Let $X_1, X_2$ be two irreducible components of $X$ and $f_i:X_i \to Y$ be morphims such that $f_1|_{X_1 \cap X_2}=f_2|_{X_1 \cap X_2}$. Then, does the morphisms $f_1$ and $f_2$ glue to a morphism $f:X \to Y$ such that its restriction to $X_i$ is $f_i$?
 A: This is true in a suitable sense: if the closed subscheme $X_i$ is given by the ideal $\mathcal I_i$, then $X_1 \cap X_2$ is given by $\mathcal I_1 + \mathcal I_2$. In this case, it is true that
$$Y = X_1 \underset{X_1 \cap X_2}\amalg X_2,$$
where $Y \subseteq X$ is the closed subscheme given by $\mathcal I_1 \cap \mathcal I_2 \subseteq \mathcal O_X$. Your assumptions imply that $|Y| = |X|$, but the scheme structures may be different. However, everything is ok as long as $\mathcal I_1 \cap \mathcal I_2 = 0$. See for example [Sch05, Thm. 3.4, Thm. 3.5, Cor. 3.9].

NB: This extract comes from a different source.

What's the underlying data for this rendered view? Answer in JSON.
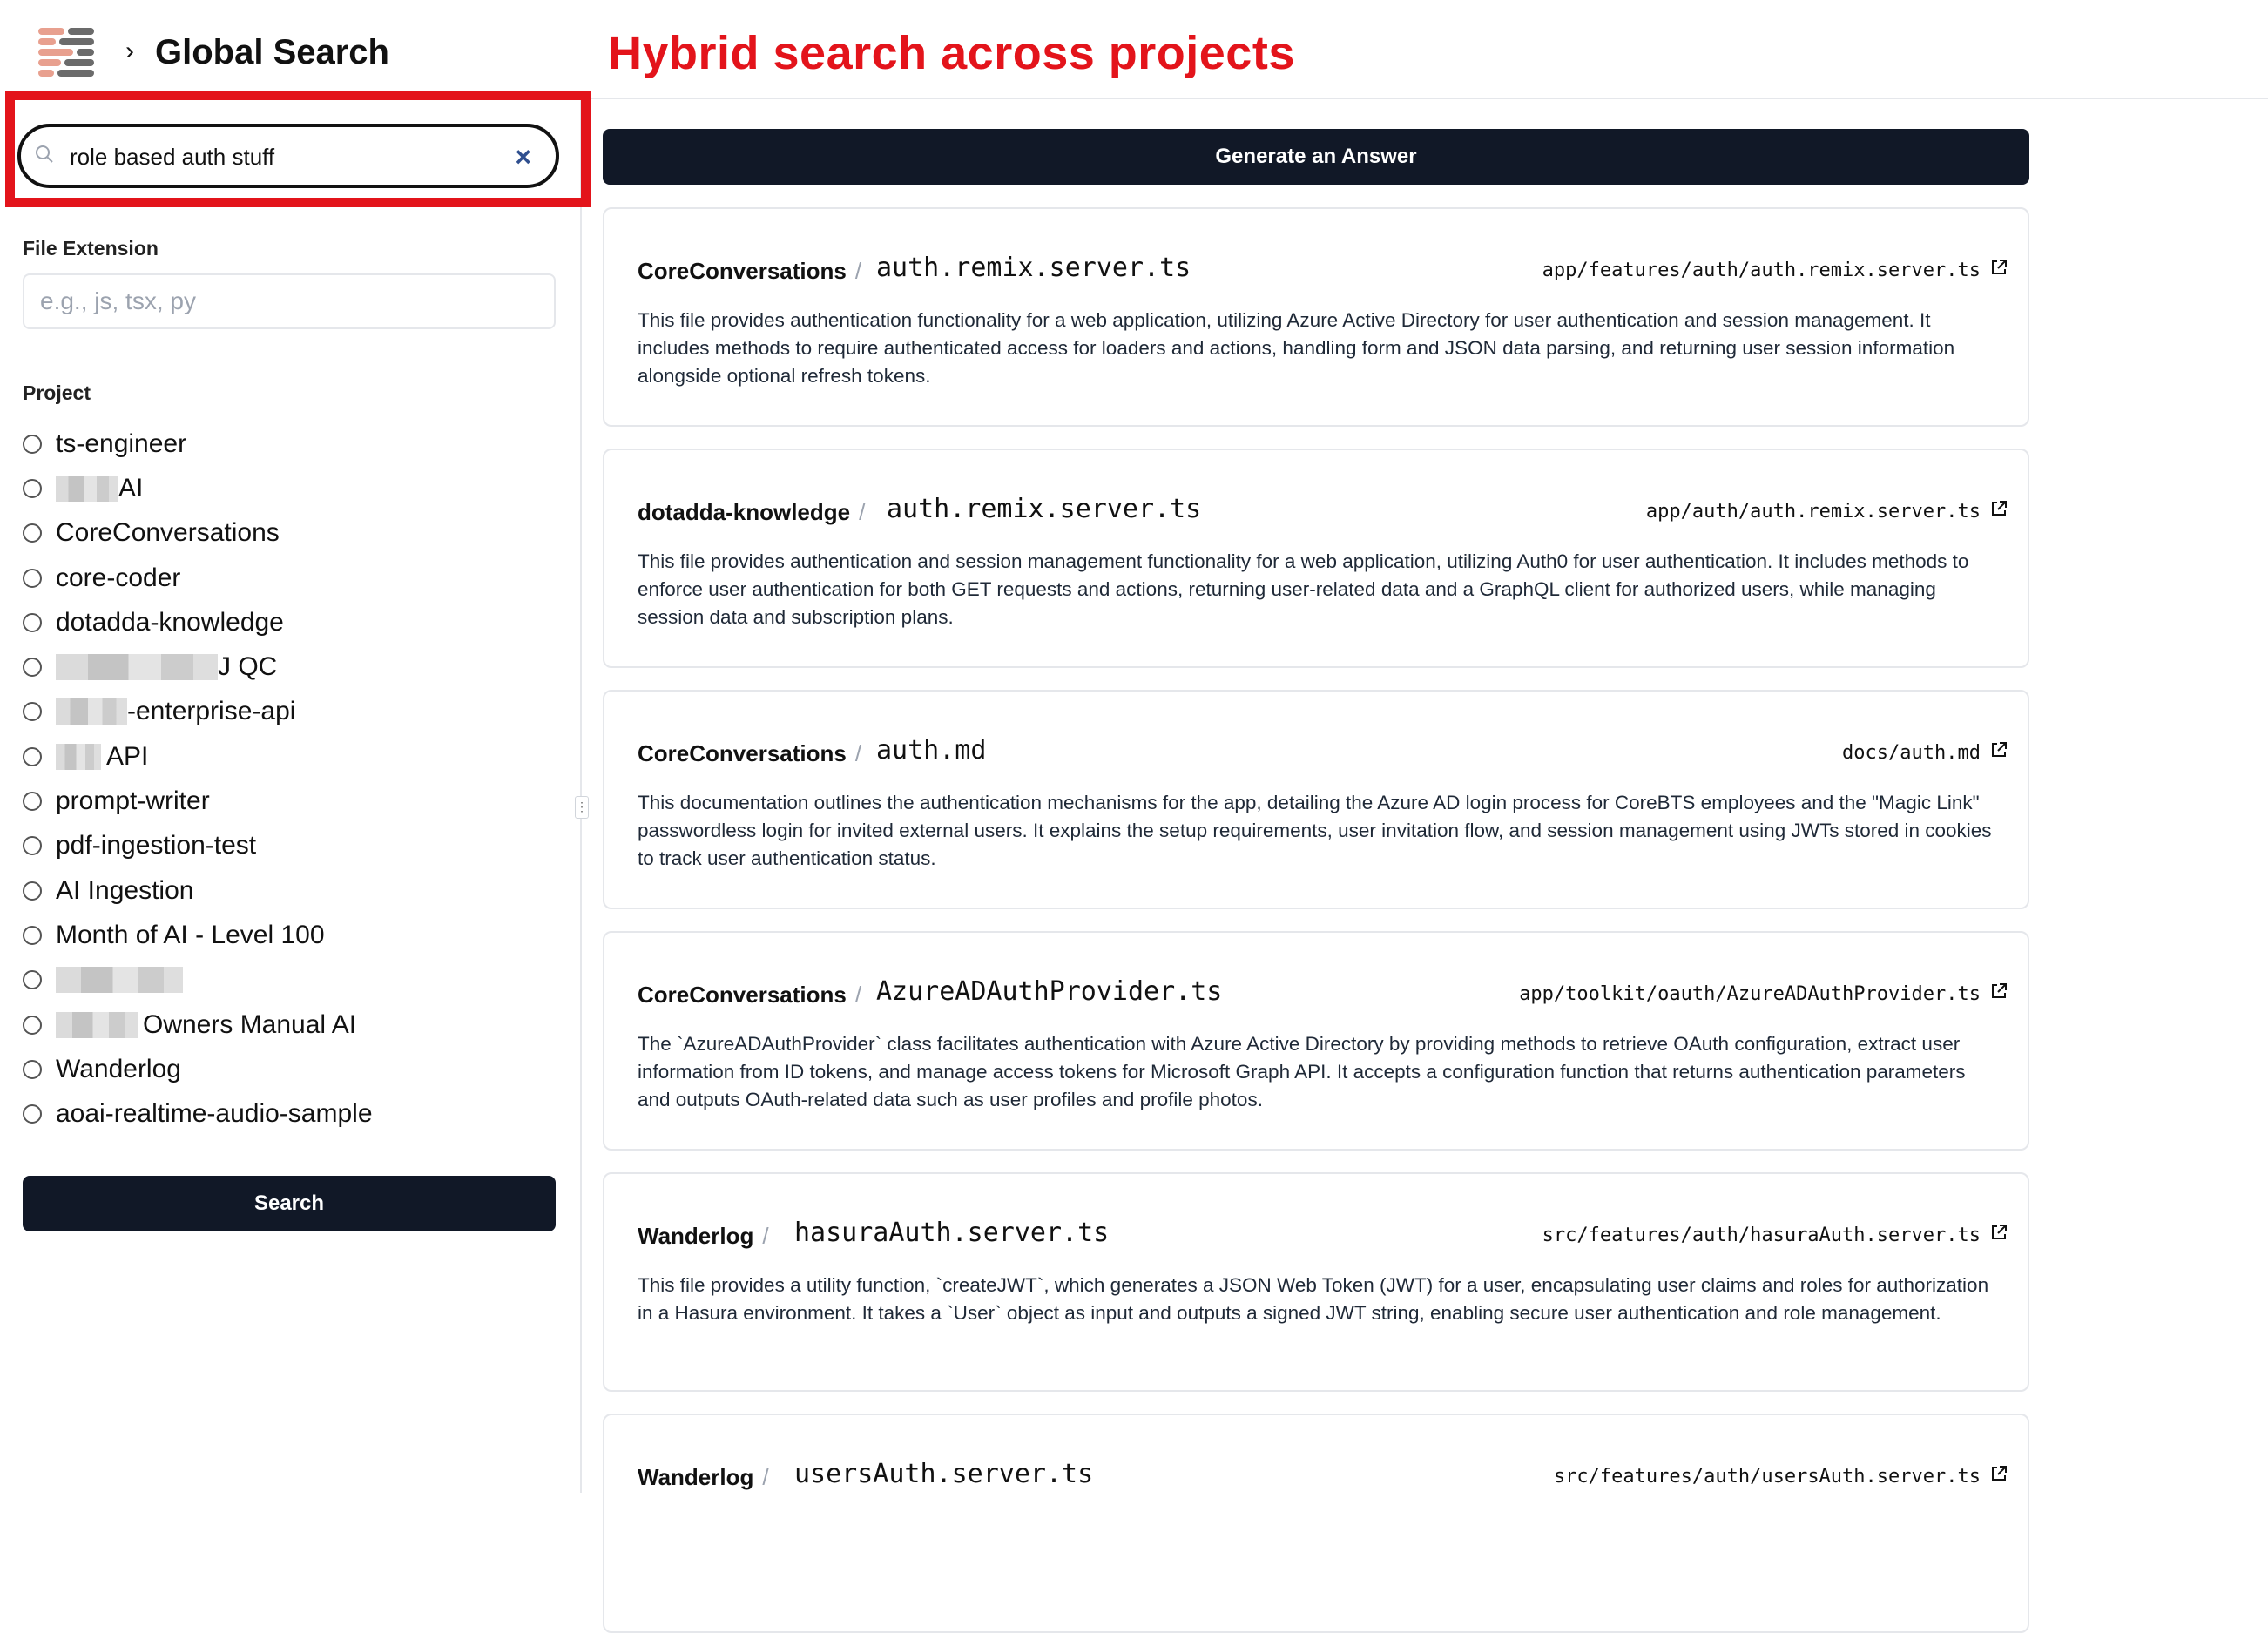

Here is an example to show what can go wrong:
Example. Let $X = \operatorname{Spec} k[x,y]/(x^2y^2)$, and let $I_1 = (x)$ and $I_2 = (y)$. This is the naive thing to do, because $I_1$ and $I_2$ are the minimal primes of $X$. However, $I_1 \cap I_2 = (xy) \neq 0 \subseteq k[x,y]/(x^2y^2)$, showing that
$$X_1 \underset{X_1 \cap X_2}\amalg X_2 \cong \operatorname{Spec} k[x,y]/(xy).$$
The natural maps $X_1 \to X_1 \amalg_{X_1 \cap X_2} X_2 \leftarrow X_2$ agree on the point $X_1 \cap X_2 = \operatorname{Spec} k$, but they cannot come from a map $X \to X_1 \amalg_{X_1 \cap X_2} X_2$. Indeed, suppose $\phi \colon k[x,y]/(xy) \to k[x,y]/(x^2y^2)$ is a ring map whose compositions with $k[x,y]/(x^2y^2) \to k[x], k[y]$ are the projections. Then $\phi(x)$ is congruent to $x$ modulo $y$ and to $0$ modulo $x$. Therefore,
$$\phi(x)-x \in (x) \cap (y) = (xy) \subseteq k[x,y]/(x^2y^2),$$
and similarly for $\phi(y)-y$. If $\phi(x) = x + fxy$ and $\phi(y) = y + gxy$, we need
$$(x+fxy)(y+gxy) = 0 \in k[x,y]/(x^2y^2).$$
But the $xy$ term is visibly nonzero, so $\phi$ does not exist.

References.
[Sch05] Schwede, Karl, Gluing schemes and a scheme without closed points. In: Kachi, Yasuyuki (ed.) et al., Recent progress in arithmetic and algebraic geometry. Proceedings of the 31st annual Barrett lecture series conference, Knoxville, TN, USA, April 25--27, 2002. Providence, RI: American Mathematical Society (AMS) (ISBN 0-8218-3401-0/pbk). Contemporary Mathematics 386, 157-172 (2005). ZBL1216.14003. Online version.